In order to control the flow of bandwidth-consuming applications such as video streaming, the ISPs have been discriminating against certain web-based contents and applications. Content developers have to pay hefty sums to ISPs for accelerated data transfer. In this situation, implementation of Net Neutrality by FCC was a huge positive for several web-based application and content developers.

Effects of Net Neutrality

The implementation of the Net Neutrality law banned common ISP practices such as data traffic blocking, slowing any data traffic and paid prioritization. Notably, paid prioritization is a method through which content developers strike deals with ISPs for fast and smooth transmission of their data traffic. Net Neutrality rules also allow the FCC to supervise interconnection deals, in which content developers pay ISPs to connect with their networks.

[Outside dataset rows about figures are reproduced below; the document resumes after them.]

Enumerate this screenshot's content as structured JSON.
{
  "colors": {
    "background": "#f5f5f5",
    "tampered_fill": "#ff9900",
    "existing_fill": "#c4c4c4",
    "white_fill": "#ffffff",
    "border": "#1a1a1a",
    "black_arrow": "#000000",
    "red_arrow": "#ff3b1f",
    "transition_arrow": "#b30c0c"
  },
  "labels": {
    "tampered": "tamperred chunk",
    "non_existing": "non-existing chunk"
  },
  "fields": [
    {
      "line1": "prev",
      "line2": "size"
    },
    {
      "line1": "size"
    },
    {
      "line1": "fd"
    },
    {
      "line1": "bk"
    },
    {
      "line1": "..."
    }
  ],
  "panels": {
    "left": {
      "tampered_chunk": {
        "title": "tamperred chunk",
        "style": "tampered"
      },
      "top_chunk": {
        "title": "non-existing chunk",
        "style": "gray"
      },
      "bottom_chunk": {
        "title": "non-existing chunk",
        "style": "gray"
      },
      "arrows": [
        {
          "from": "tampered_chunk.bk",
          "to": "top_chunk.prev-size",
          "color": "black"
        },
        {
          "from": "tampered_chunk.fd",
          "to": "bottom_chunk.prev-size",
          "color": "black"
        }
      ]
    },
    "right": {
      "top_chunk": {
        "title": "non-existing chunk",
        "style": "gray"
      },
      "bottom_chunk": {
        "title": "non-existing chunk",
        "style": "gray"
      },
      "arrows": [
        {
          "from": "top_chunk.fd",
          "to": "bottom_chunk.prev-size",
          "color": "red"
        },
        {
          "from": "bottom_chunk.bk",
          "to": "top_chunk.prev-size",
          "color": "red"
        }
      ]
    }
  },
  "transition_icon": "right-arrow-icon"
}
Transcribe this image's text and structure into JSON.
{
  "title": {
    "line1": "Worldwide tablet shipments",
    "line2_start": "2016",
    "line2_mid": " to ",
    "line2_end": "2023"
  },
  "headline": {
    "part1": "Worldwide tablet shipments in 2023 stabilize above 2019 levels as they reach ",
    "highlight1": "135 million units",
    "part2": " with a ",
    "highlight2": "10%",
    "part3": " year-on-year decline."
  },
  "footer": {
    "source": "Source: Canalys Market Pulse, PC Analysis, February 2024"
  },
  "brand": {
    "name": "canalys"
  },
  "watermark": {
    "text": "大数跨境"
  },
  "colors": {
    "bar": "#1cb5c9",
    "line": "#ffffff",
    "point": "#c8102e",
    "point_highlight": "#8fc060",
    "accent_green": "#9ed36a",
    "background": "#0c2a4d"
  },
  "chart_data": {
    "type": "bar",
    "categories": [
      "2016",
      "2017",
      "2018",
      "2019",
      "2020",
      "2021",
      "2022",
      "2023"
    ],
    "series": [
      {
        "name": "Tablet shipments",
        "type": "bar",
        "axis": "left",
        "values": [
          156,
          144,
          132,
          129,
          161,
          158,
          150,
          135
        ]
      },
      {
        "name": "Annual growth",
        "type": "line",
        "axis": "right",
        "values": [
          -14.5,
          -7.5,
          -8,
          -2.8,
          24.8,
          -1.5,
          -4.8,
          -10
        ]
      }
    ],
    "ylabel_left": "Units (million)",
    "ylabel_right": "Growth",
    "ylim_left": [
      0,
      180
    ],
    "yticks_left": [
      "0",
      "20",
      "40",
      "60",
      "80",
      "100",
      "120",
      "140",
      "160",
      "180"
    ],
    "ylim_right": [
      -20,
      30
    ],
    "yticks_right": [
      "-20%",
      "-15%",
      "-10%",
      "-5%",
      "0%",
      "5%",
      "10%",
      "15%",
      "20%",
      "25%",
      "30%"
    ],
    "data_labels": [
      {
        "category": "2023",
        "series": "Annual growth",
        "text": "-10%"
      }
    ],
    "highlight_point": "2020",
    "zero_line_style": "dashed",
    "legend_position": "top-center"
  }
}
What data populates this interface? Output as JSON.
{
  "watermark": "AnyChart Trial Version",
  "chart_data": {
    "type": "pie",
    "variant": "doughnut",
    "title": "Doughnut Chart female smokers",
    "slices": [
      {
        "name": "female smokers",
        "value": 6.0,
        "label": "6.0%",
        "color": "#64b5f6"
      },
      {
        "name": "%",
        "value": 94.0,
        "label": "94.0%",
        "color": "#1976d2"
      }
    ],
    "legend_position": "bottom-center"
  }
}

Nevertheless, Net Neutrality law does not include retail price controls on high-speed broadband services, rate regulation, tariff regulation and last-mile unbundling. In fact, ISPs also get an upper hand when it comes to levying charges on some specialized broadband services.

Beneficiaries of Net Neutrality

Internet-based tech giants and content developers are the major beneficiaries of Net Neutrality rules. Netflix Inc. (NFLX - Free Report) , Google of Alphabet Inc. (GOOGL - Free Report) , Amazon.com Inc. (AMZN - Free Report) , Hulu, Facebook Inc. and Twitter Inc. are a few of the companies in the same league.

Except, Twitter, all above-mentioned stocks currently carry a Zacks Rank #3 (Hold). Twitter carries a Zacks Rank #2 (Buy). You can see the complete list of today’s Zacks #1 Rank (Strong Buy) stocks here.

Bottom Line

Net Neutrality rules have significantly altered online access charges of contents including video, music, email, photos, social networks and maps for consumers. As a result these service providers are no more needed to pay special charge to ISPs for speedy transmission of their contents. Although the final outcome is still not clear, several proponents of the law have argued that it may uplift the financial condition of end-users as the cost of online access may go down since content providers will no longer need to pay extra fees.